Passion in your relationship

We have sex on average once every four days. Yet in many bedrooms people only sleep. Is it bad if the passion disappears from your relationship, even though it is otherwise fine?
Sex in particular is defined as passion. It means literally giving yourself over to each other physically without any brakes.
In a new relationship this all seems to go effortlessly and it is wonderful to see each other and passion, sex and lust are very important at this point in a relationship. Passion distinguishes the new relationship from other relationships you have with your girlfriend, brother or sister, for example.
Between lovers, sex provides physical satisfaction and intimacy. If the relationship lasts a little longer, the novelty wears off and the passion automatically diminishes. Falling in love then turns into love and this in turn includes security and trust. Sex is of course still important, but it takes on a different meaning and becomes less passionate.

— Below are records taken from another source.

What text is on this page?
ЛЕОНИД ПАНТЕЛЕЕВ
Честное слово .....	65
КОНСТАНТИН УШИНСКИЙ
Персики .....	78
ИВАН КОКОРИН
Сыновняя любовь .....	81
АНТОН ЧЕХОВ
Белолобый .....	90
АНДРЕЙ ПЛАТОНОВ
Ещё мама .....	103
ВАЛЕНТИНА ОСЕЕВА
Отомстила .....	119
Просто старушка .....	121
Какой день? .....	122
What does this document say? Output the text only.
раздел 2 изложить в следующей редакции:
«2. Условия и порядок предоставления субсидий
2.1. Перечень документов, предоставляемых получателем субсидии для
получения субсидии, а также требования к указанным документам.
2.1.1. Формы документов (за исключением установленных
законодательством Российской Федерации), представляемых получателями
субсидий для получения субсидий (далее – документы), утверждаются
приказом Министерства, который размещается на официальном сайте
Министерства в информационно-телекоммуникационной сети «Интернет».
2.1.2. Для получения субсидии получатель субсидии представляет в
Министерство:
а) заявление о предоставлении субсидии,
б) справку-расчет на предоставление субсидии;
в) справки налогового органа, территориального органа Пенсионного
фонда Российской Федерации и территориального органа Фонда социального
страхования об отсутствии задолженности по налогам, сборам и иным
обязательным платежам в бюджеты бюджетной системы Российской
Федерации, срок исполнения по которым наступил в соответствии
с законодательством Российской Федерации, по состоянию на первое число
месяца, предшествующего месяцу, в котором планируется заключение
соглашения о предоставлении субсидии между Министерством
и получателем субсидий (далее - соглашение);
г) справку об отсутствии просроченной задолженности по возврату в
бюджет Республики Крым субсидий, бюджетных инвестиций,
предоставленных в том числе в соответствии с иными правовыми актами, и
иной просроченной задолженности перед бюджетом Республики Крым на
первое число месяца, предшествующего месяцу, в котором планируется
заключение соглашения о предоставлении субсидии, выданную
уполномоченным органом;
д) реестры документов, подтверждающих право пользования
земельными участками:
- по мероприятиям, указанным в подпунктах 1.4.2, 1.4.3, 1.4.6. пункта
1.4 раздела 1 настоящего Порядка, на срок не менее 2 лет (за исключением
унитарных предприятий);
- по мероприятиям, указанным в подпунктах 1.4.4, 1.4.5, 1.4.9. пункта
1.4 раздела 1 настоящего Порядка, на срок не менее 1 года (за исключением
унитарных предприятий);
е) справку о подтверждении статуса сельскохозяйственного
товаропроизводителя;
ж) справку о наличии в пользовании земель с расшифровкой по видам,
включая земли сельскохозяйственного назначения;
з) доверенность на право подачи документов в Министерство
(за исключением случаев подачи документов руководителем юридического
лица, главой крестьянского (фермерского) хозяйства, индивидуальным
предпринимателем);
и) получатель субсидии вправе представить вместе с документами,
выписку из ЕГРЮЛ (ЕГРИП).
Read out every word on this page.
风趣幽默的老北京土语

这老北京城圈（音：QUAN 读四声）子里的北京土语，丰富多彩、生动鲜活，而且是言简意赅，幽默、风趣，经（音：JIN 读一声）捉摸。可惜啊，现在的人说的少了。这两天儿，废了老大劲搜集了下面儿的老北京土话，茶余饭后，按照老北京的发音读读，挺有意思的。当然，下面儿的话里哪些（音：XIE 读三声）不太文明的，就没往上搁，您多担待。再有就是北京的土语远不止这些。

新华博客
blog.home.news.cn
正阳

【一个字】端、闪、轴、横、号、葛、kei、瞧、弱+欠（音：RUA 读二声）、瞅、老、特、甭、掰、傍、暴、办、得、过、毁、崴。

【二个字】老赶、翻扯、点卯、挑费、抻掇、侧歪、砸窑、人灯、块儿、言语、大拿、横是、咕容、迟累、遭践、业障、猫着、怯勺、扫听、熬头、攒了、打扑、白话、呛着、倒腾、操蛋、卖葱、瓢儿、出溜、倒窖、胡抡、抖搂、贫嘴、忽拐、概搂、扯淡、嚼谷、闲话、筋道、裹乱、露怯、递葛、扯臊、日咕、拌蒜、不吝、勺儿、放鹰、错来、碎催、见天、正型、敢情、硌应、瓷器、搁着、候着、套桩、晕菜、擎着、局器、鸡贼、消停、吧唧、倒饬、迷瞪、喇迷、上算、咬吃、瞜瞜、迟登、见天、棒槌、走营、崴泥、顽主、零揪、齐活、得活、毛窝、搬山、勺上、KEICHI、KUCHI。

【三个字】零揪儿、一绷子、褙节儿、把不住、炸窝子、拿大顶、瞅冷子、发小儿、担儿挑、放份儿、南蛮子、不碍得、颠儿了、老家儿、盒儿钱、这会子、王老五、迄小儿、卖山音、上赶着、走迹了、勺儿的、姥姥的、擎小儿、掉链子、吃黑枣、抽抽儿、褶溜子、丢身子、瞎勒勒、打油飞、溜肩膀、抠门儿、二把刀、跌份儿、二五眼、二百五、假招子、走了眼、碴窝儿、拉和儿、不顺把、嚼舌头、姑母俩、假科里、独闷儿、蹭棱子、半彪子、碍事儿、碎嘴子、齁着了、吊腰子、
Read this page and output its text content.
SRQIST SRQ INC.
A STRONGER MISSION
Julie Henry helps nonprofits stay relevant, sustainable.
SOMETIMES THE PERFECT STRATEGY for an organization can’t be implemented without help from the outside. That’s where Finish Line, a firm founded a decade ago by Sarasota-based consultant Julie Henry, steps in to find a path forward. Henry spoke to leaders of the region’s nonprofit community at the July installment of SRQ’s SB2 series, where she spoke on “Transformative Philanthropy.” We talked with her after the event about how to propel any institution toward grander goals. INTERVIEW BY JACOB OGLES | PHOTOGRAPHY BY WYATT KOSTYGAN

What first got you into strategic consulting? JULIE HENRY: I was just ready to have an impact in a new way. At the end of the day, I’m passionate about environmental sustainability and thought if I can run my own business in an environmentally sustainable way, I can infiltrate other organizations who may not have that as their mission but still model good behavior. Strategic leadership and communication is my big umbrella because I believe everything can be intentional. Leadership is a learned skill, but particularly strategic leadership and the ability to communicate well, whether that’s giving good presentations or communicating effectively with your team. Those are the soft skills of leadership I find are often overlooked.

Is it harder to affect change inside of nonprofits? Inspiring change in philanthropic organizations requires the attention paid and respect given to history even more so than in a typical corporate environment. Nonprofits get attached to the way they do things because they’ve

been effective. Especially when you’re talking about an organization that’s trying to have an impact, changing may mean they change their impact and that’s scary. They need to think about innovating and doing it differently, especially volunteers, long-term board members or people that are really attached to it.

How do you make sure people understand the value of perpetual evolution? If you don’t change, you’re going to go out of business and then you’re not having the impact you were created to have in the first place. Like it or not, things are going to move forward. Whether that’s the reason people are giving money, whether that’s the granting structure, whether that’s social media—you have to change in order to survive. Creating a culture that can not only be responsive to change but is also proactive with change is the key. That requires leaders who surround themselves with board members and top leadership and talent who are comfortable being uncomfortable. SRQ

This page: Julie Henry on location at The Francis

What comes after the rose-colored glasses

After about 10 years, the rose-tinted glasses have usually all but disappeared. Maybe there are children or you work a lot and this takes a lot of energy or maybe a routine has simply crept in. The passion is burning on a small pilot light or has completely extinguished.
It is generally not a problem if sex is no longer the first or second priority if both parties have no problems with this and you are otherwise just having fun together.
However, it will be bad if one of the two does experience it as a problem, then you will have to take steps and, if necessary, seek the help of a professional. This also applies if one or both partners no longer feel like having sex for medical reasons.
It may also be that if you have been together for years, the passion is simply over and that sex is no longer necessary.

Necessity of life

But if the familiarity and physicality are no longer there and you have more of a kind of marriage of convenience, then you have to wonder what love for each other still means. The chance that in such a relationship one of the partners will fall in love with another is therefore quite high.
But what can you do when not only the passion, the sex and the intimacy have disappeared? Sex, physicality and intimacy are important: you can make sense of it.

This is how you get out of the rut

  • Do fun and new things together. You immediately do something that you enjoy together, which of course also provides food for conversation.
  • Make sense, if your partner is in the mood and you are not, then respond to his quotes, often the sense will come naturally.
  • Dare to experiment, nice and exciting.
  • Communicate about sex, tell each other things that you like and enjoy.
  • Strive for quality, if you have been together for a long time it no longer matters how often you do it and the quality is more important.
  • Are you too busy: plan it in your agenda.